Cirrus to integrate Silicon Wave's Bluetooth technology in processors
Cirrus to integrate Silicon Wave's Bluetooth technology in processors
By Semiconductor Business News
May 30, 2001 (8:52 a.m. EST)
SAN DIEGO--Silicon Wave Inc. here announced it has licensed Bluetooth wireless connectivity technology to Cirrus Logic Inc., which plans to integrate the function into its Maverick microprocessors for consumer products, such as Internet audio players, personal digital assistants (PDAs) and electronic books.
"The agreement between Cirrus Logic and Silicon Wave is intended to get products with Bluetooth wireless technology out of the lab and into the hands of consumers," said Matthew Perry, vice president and general manager of the Embedded Processors Division at Cirrus in Austin, Tex.
Cirrus Logic said it has agreed to pay Silicon Wave a "small nonrecurring" engineering development fee over the next 12 months. Other terms of the agreement were not released.

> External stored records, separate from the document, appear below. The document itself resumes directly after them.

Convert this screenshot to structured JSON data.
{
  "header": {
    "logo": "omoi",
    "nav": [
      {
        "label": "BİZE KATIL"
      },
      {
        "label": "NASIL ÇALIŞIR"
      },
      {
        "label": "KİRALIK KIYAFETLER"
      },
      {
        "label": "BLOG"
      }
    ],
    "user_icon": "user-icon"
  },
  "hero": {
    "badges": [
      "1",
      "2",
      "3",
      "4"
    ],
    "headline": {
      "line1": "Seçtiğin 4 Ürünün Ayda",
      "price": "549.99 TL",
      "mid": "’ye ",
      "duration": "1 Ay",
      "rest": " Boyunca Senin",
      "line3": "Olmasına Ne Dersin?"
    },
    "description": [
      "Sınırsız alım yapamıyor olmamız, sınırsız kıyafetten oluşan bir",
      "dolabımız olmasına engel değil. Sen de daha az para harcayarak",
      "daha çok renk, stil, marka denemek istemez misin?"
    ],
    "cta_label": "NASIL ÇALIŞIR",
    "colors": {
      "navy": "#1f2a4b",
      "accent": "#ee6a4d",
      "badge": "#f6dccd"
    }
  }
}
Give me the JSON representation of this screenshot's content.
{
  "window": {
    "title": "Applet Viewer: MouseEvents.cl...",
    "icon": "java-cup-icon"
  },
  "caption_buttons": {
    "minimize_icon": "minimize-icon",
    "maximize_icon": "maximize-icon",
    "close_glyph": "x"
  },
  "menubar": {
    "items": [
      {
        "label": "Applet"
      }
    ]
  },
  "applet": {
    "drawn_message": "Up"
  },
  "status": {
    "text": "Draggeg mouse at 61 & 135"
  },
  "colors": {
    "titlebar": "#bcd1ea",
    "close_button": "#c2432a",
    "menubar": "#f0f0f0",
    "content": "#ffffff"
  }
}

Under the intellectual property licensing pact, Cirrus Logic plans to develop a series of future Maverick processors with an integrated Bluetooth baseband and radio interface to provi de a total processing solution for both the portable device and protocol software. System manufacturers will only need an external single-chip radio modem, the SiW1502, from Silicon Wave to offer Bluetooth wireless connectivity, said company managers.